Caffe is the brainchild of Yangqing Jia who leads engineering for Facebook AI. Caffe is the first mainstream industry-grade deep learning toolkit, started in late 2013. Due to its excellent convolutional model, it is one of the most popular toolkits within the computer vision community. Speed makes Caffe perfect for research experiments and commercial deployment. However, it does not support fine granularity network layers like those found in TensorFlow and Theano. Caffe can process over 60M images per day with a single Nvidia K40 GPU. It’s cross-platform and supports C++, Matlab and Python programming interfaces and has a large user community that contributes to their own repository known as “Model Zoo.” AlexNet and GoogleNet are two popular user-made networks available to the community.

Caffe 2 was unveiled in April 2017 and is focused on being modular and excelling at mobile and at large scale deployments. Like TensorFlow, Caffe 2 will support ARM architecture using the C++ Eigen library and continue offering strong support for vision-related problems, also adding in RNN and LSTM networks for NLP, handwriting recognition, and time series forecasting.

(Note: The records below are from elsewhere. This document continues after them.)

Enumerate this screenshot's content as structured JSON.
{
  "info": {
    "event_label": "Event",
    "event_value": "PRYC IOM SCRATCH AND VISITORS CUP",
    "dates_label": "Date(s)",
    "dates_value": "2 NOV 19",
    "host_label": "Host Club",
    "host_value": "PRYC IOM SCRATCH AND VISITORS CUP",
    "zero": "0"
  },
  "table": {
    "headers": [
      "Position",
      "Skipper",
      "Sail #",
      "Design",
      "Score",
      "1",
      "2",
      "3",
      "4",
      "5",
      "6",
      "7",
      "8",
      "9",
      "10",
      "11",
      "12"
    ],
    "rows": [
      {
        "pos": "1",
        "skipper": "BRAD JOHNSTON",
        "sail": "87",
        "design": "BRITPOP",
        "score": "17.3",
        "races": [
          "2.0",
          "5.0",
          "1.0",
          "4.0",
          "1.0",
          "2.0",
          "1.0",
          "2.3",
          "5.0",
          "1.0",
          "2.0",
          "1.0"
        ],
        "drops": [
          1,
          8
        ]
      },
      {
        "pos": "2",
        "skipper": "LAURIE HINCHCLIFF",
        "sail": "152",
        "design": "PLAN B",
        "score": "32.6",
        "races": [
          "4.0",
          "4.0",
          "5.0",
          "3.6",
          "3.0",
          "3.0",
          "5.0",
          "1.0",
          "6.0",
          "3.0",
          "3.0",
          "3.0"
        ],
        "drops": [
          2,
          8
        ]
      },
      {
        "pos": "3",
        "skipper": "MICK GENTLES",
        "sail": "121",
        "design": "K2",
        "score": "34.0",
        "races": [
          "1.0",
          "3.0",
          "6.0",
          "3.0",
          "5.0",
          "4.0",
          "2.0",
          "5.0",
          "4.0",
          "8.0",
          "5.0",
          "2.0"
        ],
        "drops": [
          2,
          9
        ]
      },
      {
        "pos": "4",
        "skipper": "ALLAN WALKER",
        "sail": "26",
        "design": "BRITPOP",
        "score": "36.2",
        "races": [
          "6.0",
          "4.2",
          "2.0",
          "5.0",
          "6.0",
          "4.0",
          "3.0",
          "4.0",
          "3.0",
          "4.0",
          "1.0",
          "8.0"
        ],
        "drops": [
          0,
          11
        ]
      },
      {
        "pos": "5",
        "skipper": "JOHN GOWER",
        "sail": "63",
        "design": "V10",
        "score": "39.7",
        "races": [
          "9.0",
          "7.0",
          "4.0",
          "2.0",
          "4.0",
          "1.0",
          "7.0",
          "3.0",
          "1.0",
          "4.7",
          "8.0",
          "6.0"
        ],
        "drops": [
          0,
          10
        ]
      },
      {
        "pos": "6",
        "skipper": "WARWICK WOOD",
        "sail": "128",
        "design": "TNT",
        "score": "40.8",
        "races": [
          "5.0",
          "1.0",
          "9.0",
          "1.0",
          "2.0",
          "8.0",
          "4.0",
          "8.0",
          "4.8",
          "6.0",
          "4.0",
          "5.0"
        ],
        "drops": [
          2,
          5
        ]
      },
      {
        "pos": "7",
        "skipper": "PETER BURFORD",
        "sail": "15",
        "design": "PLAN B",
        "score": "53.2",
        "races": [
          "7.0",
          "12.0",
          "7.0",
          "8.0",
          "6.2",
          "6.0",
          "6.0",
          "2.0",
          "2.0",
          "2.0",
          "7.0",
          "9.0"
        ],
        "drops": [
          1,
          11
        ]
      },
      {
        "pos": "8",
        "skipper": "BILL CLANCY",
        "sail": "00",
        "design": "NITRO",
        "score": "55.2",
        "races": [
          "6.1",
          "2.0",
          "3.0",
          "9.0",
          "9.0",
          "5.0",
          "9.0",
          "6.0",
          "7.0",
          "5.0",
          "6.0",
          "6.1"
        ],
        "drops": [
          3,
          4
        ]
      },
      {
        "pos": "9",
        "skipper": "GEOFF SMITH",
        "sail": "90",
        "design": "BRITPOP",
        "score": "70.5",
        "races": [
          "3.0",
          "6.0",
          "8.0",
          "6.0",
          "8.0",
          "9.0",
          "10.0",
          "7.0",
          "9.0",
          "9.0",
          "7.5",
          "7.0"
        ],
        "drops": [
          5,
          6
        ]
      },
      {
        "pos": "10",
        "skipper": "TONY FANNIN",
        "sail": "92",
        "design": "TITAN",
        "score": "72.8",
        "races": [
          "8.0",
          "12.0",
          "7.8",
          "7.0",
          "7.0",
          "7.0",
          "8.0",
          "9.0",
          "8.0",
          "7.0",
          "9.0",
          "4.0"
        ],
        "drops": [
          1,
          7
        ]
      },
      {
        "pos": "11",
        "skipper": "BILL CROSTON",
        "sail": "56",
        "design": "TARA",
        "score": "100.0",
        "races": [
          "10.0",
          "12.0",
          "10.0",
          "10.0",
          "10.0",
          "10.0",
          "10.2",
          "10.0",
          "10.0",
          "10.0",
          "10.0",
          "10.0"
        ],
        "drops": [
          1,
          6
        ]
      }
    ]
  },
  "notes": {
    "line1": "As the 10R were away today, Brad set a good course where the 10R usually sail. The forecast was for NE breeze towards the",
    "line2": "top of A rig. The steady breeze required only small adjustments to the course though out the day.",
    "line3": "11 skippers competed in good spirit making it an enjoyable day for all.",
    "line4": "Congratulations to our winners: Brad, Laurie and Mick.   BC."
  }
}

MXNet is a fully featured, programmable and scalable deep learning framework, which offers the ability to both mix programming models (imperative and declarative) and code in Python, C++, R, Scala, Julia, Matlab and JavaScript. MXNet supports CNN and RNN, including LTSM networks and provides excellent capabilities for imaging, handwriting and speech recognition, forecasting and NLP. It’s considered the world’s best image classifier, and supports GAN simulations. This model is used in Nash equilibrium to perform experimental economics methods. Amazon supports MXNet, planning to use it in existing and upcoming services whereas Apple is rumorred to be also using it.

Theano architecture lacks the elegance of TensorFlow, but provides capabilities like symbolic API supports looping control, so-called scan, which makes implementing RNNs easy and efficient. Theano supports many types of convolutions for hand writing and image classification including medical images. Theano uses 3D convolution/pooling for video classification. It can process natural language processing tasks, including language understanding, translation, and generation. Theano supports GAN.